What We Care For
CUSP Newsletter, April 2025

Dear Friends and Colleagues,
Welcome to this Spring edition of the CUSP Newsletter. It’s always a bit unsettling when the season of renewal and rebirth arrives all at once, apparently out of nowhere, and (in this case) a little earlier than expected. There’s sometimes a tendency to forget that winter has spent many unsung months doing all the hard preparatory work behind the scenes.
It’s much the same perhaps with intellectual work. The strange and often lonely isolation of research and writing can give way to an unexpected flurry of outputs tumbling over each other to reach the light. So it is at least for us in CUSP right now.
After a long gestation and a slightly delayed release, Tim’s book on The Care Economy has finally arrived in both English and German. A Spanish edition is not far behind. We recently celebrated those first two achievements with lively launch events in London and in Berlin. Early engagements around the book include keynote addresses at the EU Globe conference in the European Parliament, the SCORAI 2025 conference, and a high-profile ‘slow conversation’ in Copenhagen hosted by the Danish broadsheet Information which recently ran a wonderful front-page feature on the book.

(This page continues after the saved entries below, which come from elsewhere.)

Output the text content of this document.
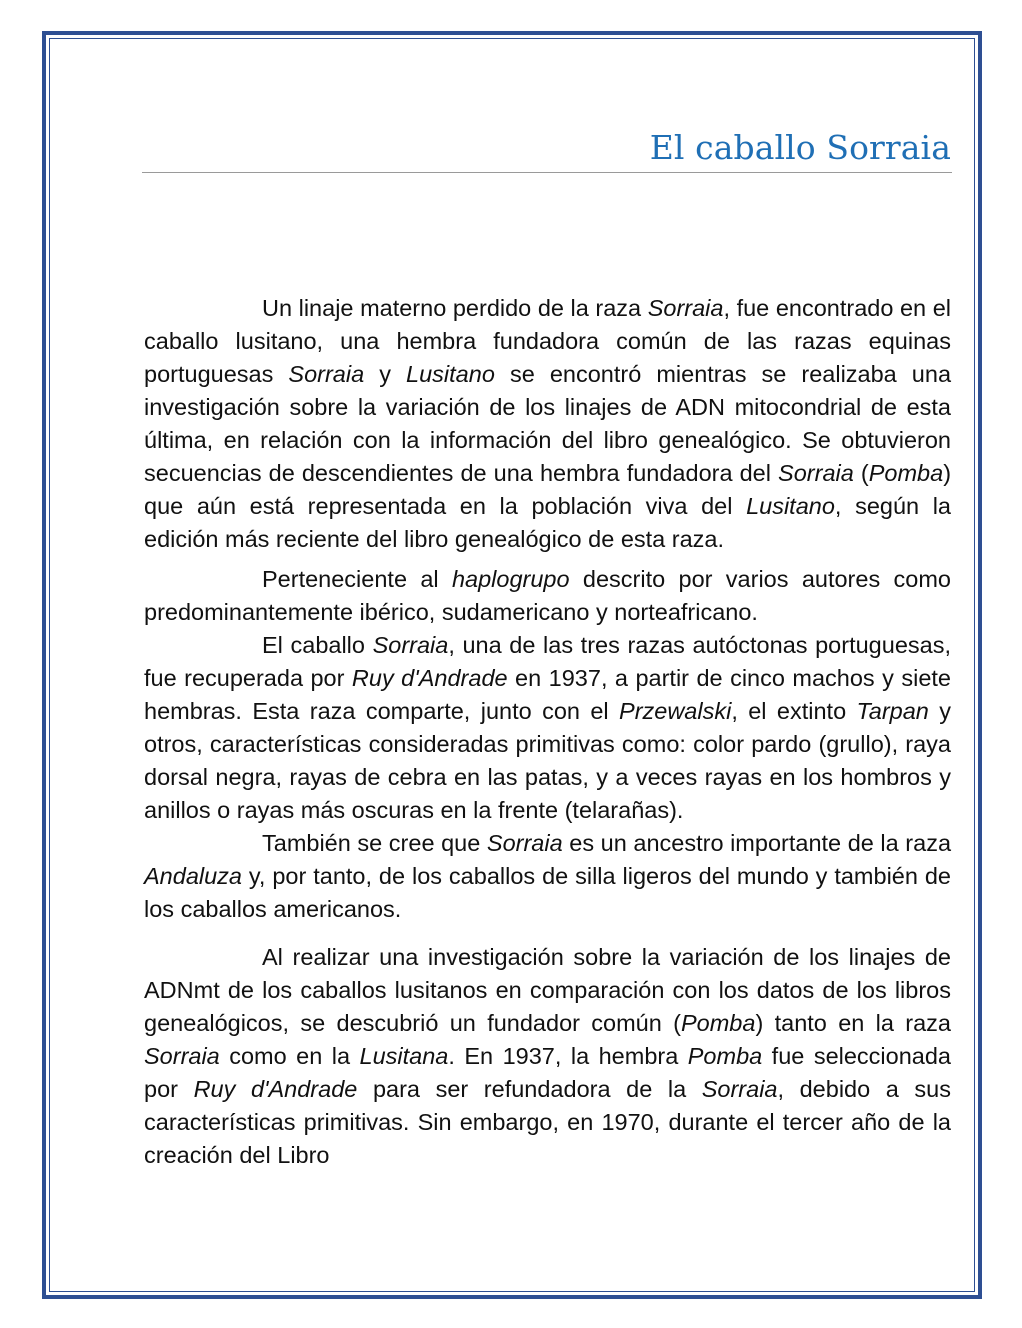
El caballo Sorraia

Un linaje materno perdido de la raza Sorraia, fue encontrado en el caballo lusitano, una hembra fundadora común de las razas equinas portuguesas Sorraia y Lusitano se encontró mientras se realizaba una investigación sobre la variación de los linajes de ADN mitocondrial de esta última, en relación con la información del libro genealógico. Se obtuvieron secuencias de descendientes de una hembra fundadora del Sorraia (Pomba) que aún está representada en la población viva del Lusitano, según la edición más reciente del libro genealógico de esta raza.

Perteneciente al haplogrupo descrito por varios autores como predominantemente ibérico, sudamericano y norteafricano.

El caballo Sorraia, una de las tres razas autóctonas portuguesas, fue recuperada por Ruy d'Andrade en 1937, a partir de cinco machos y siete hembras. Esta raza comparte, junto con el Przewalski, el extinto Tarpan y otros, características consideradas primitivas como: color pardo (grullo), raya dorsal negra, rayas de cebra en las patas, y a veces rayas en los hombros y anillos o rayas más oscuras en la frente (telarañas).

También se cree que Sorraia es un ancestro importante de la raza Andaluza y, por tanto, de los caballos de silla ligeros del mundo y también de los caballos americanos.

Al realizar una investigación sobre la variación de los linajes de ADNmt de los caballos lusitanos en comparación con los datos de los libros genealógicos, se descubrió un fundador común (Pomba) tanto en la raza Sorraia como en la Lusitana. En 1937, la hembra Pomba fue seleccionada por Ruy d'Andrade para ser refundadora de la Sorraia, debido a sus características primitivas. Sin embargo, en 1970, durante el tercer año de la creación del Libro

Meanwhile, the Chancellor’s Spring statement surprised no one with its familiar refrain of growth at all costs. CUSP’s post growth research might look a little more counter-cultural in this context. But the slow dawning that calling for growth is not the same thing as delivering it is still gaining ground. Our job as ever in the face of gung-ho growth-ism is to ask—as our Nature of Prosperity Patron Rowan Williamsdid in The Guardian and one of our co-Directors (Tim) did in The New Statesman: growth of what?—to what end?—and for whom? In collaboration with colleagues in Barcelona we also published the first serious post growth perspective to reach the pages of The Lancet.
It’s never enough of course to point out that the Emperor is naked. There’s also a pressing need to sketch the preliminary designs for a few new clothes. Our macroeconomic strand of work is now gaining increasing traction in this space with new papers on the modelling of the energy transition and on the implications of resource limits for the wider economy. Our work on food continues to expand the urgent debates around agriculture and farming—this time with an incisive report on cooperative ways to help farmers restore nature. And our CYCLES team has just published an authoritative summary of almost a decade of work on youth lifestyles and wellbeing in seven cities across the world. We were delighted to expand that portfolio recently to Jordan.
It obviously remains as true as ever that our foundational question—what can prosperity possibly mean on a finite planet?—involves a wide range of intellectual disciplines. This edition marks the publication of papers by Will Davies on psychological distress in the ‘asset economy’, by Malaika Cunningham and Marit Hammond on arts-based approaches to democracy and by Mark Ball on place, taste and the appeal of darts in a town like Stoke-on-Trent.
Sadly, it also marks what we like to think of as a temporary setback in another strand of our work, which explores the vital role contemplative science can play in the search for the good life. That was the focus for the oldest and perhaps most surprising member of our CUSP team, Roger Coward who has died aged 85. His dogged pursuit of a PhD on the experiences of advanced meditators came to an end just before midnight on 20th January. He will be sorely missed. But we’re delighted to announce that he’s been awarded a posthumous MPhil from the University of Surrey.
Spring, Summer. Autumn. Winter. Rebirth and renewal is a continual surprise. And occasionally a consolation for our losses.